With regard to the underpayment of entitlements to some workers in 48 Canberra restaurants - could you please name the restuarants concerned?
I would like to know which restaurants to avoid in Canberra. I can't see the names in the relevant section of the Seneate Hansard for 10 August, 2006 (pages 39 + 40), nor on the LHMU website. How about giving us the information Senator?
At 5:21 pm wrote:
Haha, SMH alos alerted me to your site Senator, funny though I had to read the SMH in Canberra to know about it, oh well, its a good thing so many of us canberrans read SMH as our own canberra times is a poor alternative at best.
Anyway, good to see you blogging about local issues, canberran youth need a voice on issues affecting them, and most canberrans are sick of being left out altogether almost on the broadband grazy train, esp. gunghalin residents, so keep up the good work campaigning for broadband access for us!
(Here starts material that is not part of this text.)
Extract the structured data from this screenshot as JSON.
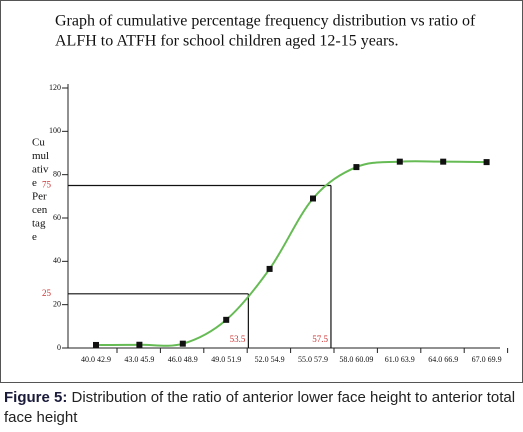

At least now you have an audience for your blog, i think you owe Stay In Touch (back page SMH) a big thankyou for drawing attention to your site :P
At 12:26 pm From the lion's mouth wrote:
To anonymous who said that when they talk to their ALP member friends they hear about a factionalised, opportunistic culture where, if you don't count (and you're not the child or partner of a member), you're just a number - that's not my experience at all!
I'm a grassroots member of the ALP, without any politician relatives and my partner is not a politician, and my experience with being involved with the party over ten years is that my contribution and opinion are valued, that politicians and candidates are accessible and that if you want to contribute there are heaps of ways of doing so without getting involved in any of the factional rubbish. Personally I think if you join the party to try to get power for yourself, rather than because you think the ALP is founded on sound principles - which it is - and because you want to further those principles, then of course you are going to get discouraged by the factional politics etc.
But there are plenty of people who are working for reform within the party, the ideals are still good, and as I said, my experience is that my contribution is always valued.
I'd say if you want to do something about the ALP engaging with progressive politics and all the other positive things you spoke about, get off your backside and join the party so that your voice is heard, instead of critisising from the sidelines and expecting other people to do something about your concerns.
As Jed Bartlett said on The West Wing: "Decisions get made by those who show up".